Big Bill, Big Stakes: What the Senate Tax and Spending Package Could Mean for Americans

As the Fourth of July deadline looms, lawmakers are scrambling to finalize a sweeping tax and spending bill that could have major implications for the federal budget, healthcare programs, energy policy, and individual tax rates. On Chicago’s Morning Answer, guest host Chris Krok spoke with Phil Kerpen, president of American Commitment and a leading voice at the Committee to Unleash Prosperity, to break down what’s really inside the legislation.

The Senate has already passed the bill, which spans nearly 900 pages, and it now awaits approval from the narrowly divided House. Kerpen emphasized the bill’s central function: blocking an automatic $4 trillion tax hike set to take effect on January 1 if Congress fails to act. According to Kerpen, every Democrat has opposed the bill so far and offered no alternative, effectively endorsing the looming tax increase.

Beyond taxes, the legislation contains a number of key provisions with varying levels of bipartisan support and controversy. One of the bill’s most significant features is an expansion of school choice and Health Savings Accounts. However, Kerpen noted that the universal school choice originally included by the House was watered down in the Senate version, making state-level opt-ins necessary—a likely nonstarter in places like Illinois.

The bill also reignites the debate over green energy subsidies. A last-minute Senate amendment expanded eligibility for wind and solar tax credits by redefining what counts as a project “under construction.” According to Kerpen, the loophole is so broad that it could effectively nullify efforts to sunset those subsidies by 2027. Conservatives in the House are now weighing whether to reject the current version and push for a tighter definition or accept the compromise to avoid derailing the entire package.

Healthcare, especially Medicaid, is another flashpoint. The bill introduces new six-month eligibility checks and attempts to rein in states like New York and California that have used legal loopholes to increase their federal Medicaid draws. Under President Biden, Medicaid spending has surged 50%, with some states boosting their share by over 20% in a single year. Kerpen praised the Senate for phasing out money-laundering schemes that allow states to redirect federal funds toward expanded services for undocumented immigrants or to artificially inflate hospital reimbursements.

A particularly notable provision caps Medicaid hospital payments at the Medicare rate, aimed at stopping states from overpaying providers to boost federal matches.
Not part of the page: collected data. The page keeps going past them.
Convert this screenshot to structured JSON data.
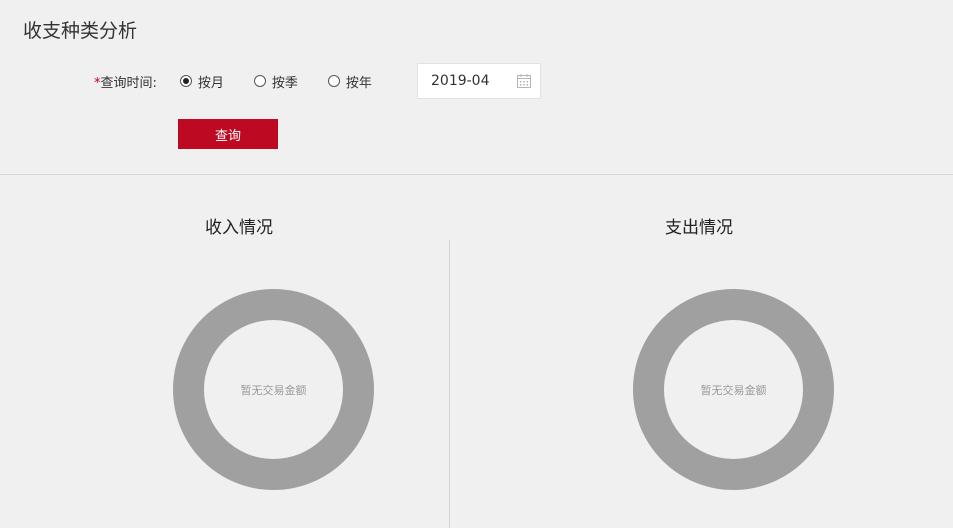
{
  "header": {
    "title": "收支种类分析"
  },
  "query": {
    "required_mark": "*",
    "label": "查询时间:",
    "options": [
      {
        "label": "按月",
        "checked": true
      },
      {
        "label": "按季",
        "checked": false
      },
      {
        "label": "按年",
        "checked": false
      }
    ],
    "date_value": "2019-04",
    "button_label": "查询"
  },
  "sections": {
    "income": {
      "title": "收入情况",
      "empty_text": "暂无交易金额"
    },
    "expense": {
      "title": "支出情况",
      "empty_text": "暂无交易金额"
    }
  },
  "colors": {
    "accent": "#bd0a22",
    "ring": "#a0a0a0",
    "background": "#f0f0f0"
  },
  "icons": {
    "date_picker": "calendar-icon"
  }
}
Critics have warned of cuts to rural hospitals, prompting the inclusion of a $50 billion bailout fund for those facilities.
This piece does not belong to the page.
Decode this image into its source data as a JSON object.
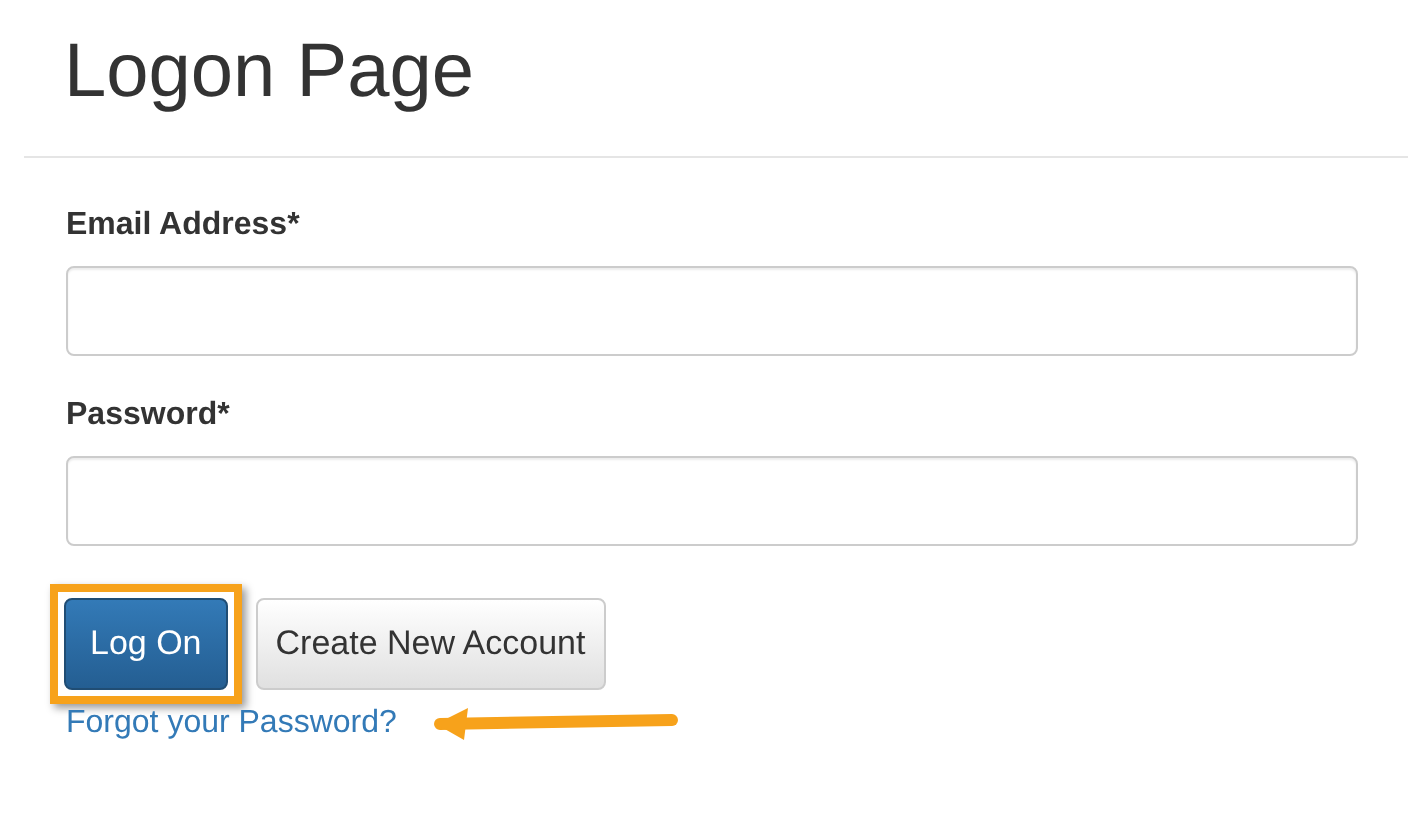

Kerpen also addressed criticism from outlets like The Wall Street Journal, which challenged the Congressional Budget Office’s projections of increased deficits. He argued that the CBO’s baseline assumes massive tax hikes will take place automatically—an unrealistic assumption. In contrast, Kerpen believes the bill will reduce deficits, especially if paired with pro-growth policies like deregulation and business-friendly tax reforms.

While the bill includes special-interest carveouts—like a bizarre $50,000 tax exemption for Alaskan whaling boat captains—Kerpen says those were likely the price of securing votes from key senators. Whether the House can live with those concessions or chooses to renegotiate remains uncertain.

With a razor-thin Republican majority in the House, the bill’s future is hanging by a thread. Leaders are trying to balance conservative demands for fiscal discipline with moderates’ desire to deliver tangible wins ahead of the election season. A final vote could come within days, potentially clearing the way for a July 4th signing ceremony.

For now, the bill represents a rare legislative moment where sweeping tax policy, healthcare reform, and energy subsidies collide—and the outcome could reshape American fiscal policy for years to come.